An Investigation on Machine Learning Predictive Accuracy Improvement and Uncertainty Reduction using VAE-based Data Augmentation

Alsafadi, Farah, Yaseen, Mahmoud, Wu, Xu

arXiv.org Artificial Intelligence 

However, a unique challenge in nuclear engineering is data scarcity because experimentation on nuclear systems is usually more expensive and time-consuming than most other disciplines. Large amounts of data may be available for certain parts such as pipes, pumps and turbines, etc., due to large network of sensors, but not for many others, such as critical heat flux in thermal-hydraulics experiments, advanced materials qualification data like molten salts and multi-principal element alloys, etc. Particularly concerning is the lack of data for advanced reactor design and safety analysis, raising challenges for utilizing ML in licensing analyses of advanced nuclear reactors. In these cases, we need to move beyond "throw more data and re-train" at the problem, which is the common solution in areas such as computer vision and natural language processing that have access to "big data". One potential way to address the data scarcity issue is data augmentation using deep generative learning. Deep generative learning is an unsupervised ML technique that aims at discovering and learning the regularities or patterns in existing data using deep generative models (DGMs), in order to generate new samples that plausibly could have been drawn from the real dataset. DGMs are typically neural networks (NNs) trained to learn or approximate the underlying distribution of the training data. This enables them to generate synthetic samples that closely match the distribution of the original training data.
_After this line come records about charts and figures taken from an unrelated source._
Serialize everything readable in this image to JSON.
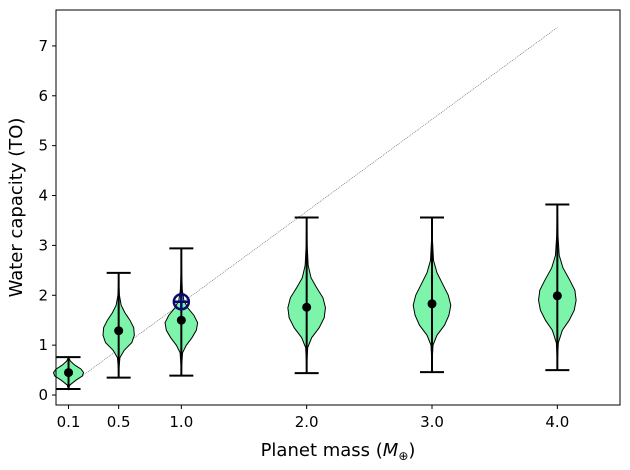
{
  "chart_data": {
    "type": "violin",
    "title": "",
    "xlabel": "Planet mass ($M_\\oplus$)",
    "xlabel_parts": {
      "prefix": "Planet mass (",
      "symbol": "M",
      "subscript": "⊕",
      "suffix": ")"
    },
    "ylabel": "Water capacity (TO)",
    "xlim": [
      0.0,
      4.5
    ],
    "ylim": [
      -0.2,
      7.72
    ],
    "xticks": [
      0.1,
      0.5,
      1.0,
      2.0,
      3.0,
      4.0
    ],
    "xtick_labels": [
      "0.1",
      "0.5",
      "1.0",
      "2.0",
      "3.0",
      "4.0"
    ],
    "yticks": [
      0,
      1,
      2,
      3,
      4,
      5,
      6,
      7
    ],
    "ytick_labels": [
      "0",
      "1",
      "2",
      "3",
      "4",
      "5",
      "6",
      "7"
    ],
    "grid": false,
    "colors": {
      "violin_fill": "#7cf5ab",
      "violin_edge": "#000000",
      "whisker": "#000000",
      "median": "#000000",
      "earth_marker": "#0a0a6e",
      "reference_line": "#555555"
    },
    "violins": [
      {
        "x": 0.1,
        "min": 0.12,
        "max": 0.76,
        "median": 0.45,
        "profile": [
          [
            0.12,
            0
          ],
          [
            0.2,
            0.01
          ],
          [
            0.3,
            0.06
          ],
          [
            0.38,
            0.11
          ],
          [
            0.45,
            0.12
          ],
          [
            0.52,
            0.1
          ],
          [
            0.6,
            0.05
          ],
          [
            0.68,
            0.015
          ],
          [
            0.76,
            0
          ]
        ]
      },
      {
        "x": 0.5,
        "min": 0.35,
        "max": 2.45,
        "median": 1.29,
        "profile": [
          [
            0.35,
            0
          ],
          [
            0.55,
            0.003
          ],
          [
            0.75,
            0.01
          ],
          [
            0.9,
            0.045
          ],
          [
            1.05,
            0.105
          ],
          [
            1.2,
            0.125
          ],
          [
            1.35,
            0.12
          ],
          [
            1.5,
            0.09
          ],
          [
            1.65,
            0.05
          ],
          [
            1.8,
            0.02
          ],
          [
            2.0,
            0.006
          ],
          [
            2.2,
            0.002
          ],
          [
            2.45,
            0
          ]
        ]
      },
      {
        "x": 1.0,
        "min": 0.39,
        "max": 2.94,
        "median": 1.5,
        "profile": [
          [
            0.39,
            0
          ],
          [
            0.6,
            0.003
          ],
          [
            0.85,
            0.01
          ],
          [
            1.0,
            0.04
          ],
          [
            1.15,
            0.085
          ],
          [
            1.3,
            0.12
          ],
          [
            1.45,
            0.13
          ],
          [
            1.6,
            0.1
          ],
          [
            1.75,
            0.05
          ],
          [
            1.9,
            0.02
          ],
          [
            2.1,
            0.008
          ],
          [
            2.4,
            0.003
          ],
          [
            2.94,
            0
          ]
        ]
      },
      {
        "x": 2.0,
        "min": 0.44,
        "max": 3.56,
        "median": 1.76,
        "profile": [
          [
            0.44,
            0
          ],
          [
            0.7,
            0.003
          ],
          [
            0.95,
            0.008
          ],
          [
            1.15,
            0.04
          ],
          [
            1.35,
            0.1
          ],
          [
            1.55,
            0.14
          ],
          [
            1.75,
            0.15
          ],
          [
            1.95,
            0.13
          ],
          [
            2.15,
            0.08
          ],
          [
            2.35,
            0.035
          ],
          [
            2.6,
            0.012
          ],
          [
            3.0,
            0.004
          ],
          [
            3.56,
            0
          ]
        ]
      },
      {
        "x": 3.0,
        "min": 0.46,
        "max": 3.56,
        "median": 1.83,
        "profile": [
          [
            0.46,
            0
          ],
          [
            0.75,
            0.003
          ],
          [
            1.0,
            0.008
          ],
          [
            1.2,
            0.04
          ],
          [
            1.4,
            0.1
          ],
          [
            1.6,
            0.135
          ],
          [
            1.8,
            0.15
          ],
          [
            2.0,
            0.13
          ],
          [
            2.2,
            0.09
          ],
          [
            2.45,
            0.04
          ],
          [
            2.7,
            0.012
          ],
          [
            3.1,
            0.004
          ],
          [
            3.56,
            0
          ]
        ]
      },
      {
        "x": 4.0,
        "min": 0.5,
        "max": 3.82,
        "median": 1.99,
        "profile": [
          [
            0.5,
            0
          ],
          [
            0.8,
            0.003
          ],
          [
            1.05,
            0.008
          ],
          [
            1.3,
            0.04
          ],
          [
            1.5,
            0.095
          ],
          [
            1.7,
            0.135
          ],
          [
            1.9,
            0.15
          ],
          [
            2.1,
            0.14
          ],
          [
            2.3,
            0.1
          ],
          [
            2.55,
            0.045
          ],
          [
            2.8,
            0.015
          ],
          [
            3.2,
            0.005
          ],
          [
            3.82,
            0
          ]
        ]
      }
    ],
    "earth_marker": {
      "x": 1.0,
      "y": 1.87
    },
    "reference_line": {
      "x": [
        0.1,
        4.0
      ],
      "y": [
        0.18,
        7.37
      ]
    }
  }
}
By employing DGMs for data augmentation, one can significantly expand the training dataset for ML models to achieve better performance in other tasks, such as data-driven predictive ML models. Data augmentation with DGMs is still a relatively new research area in nuclear engineering, but has been studied for a few years in computer vision and natural language processing for datasets involving images, audios, videos, spoken words, etc.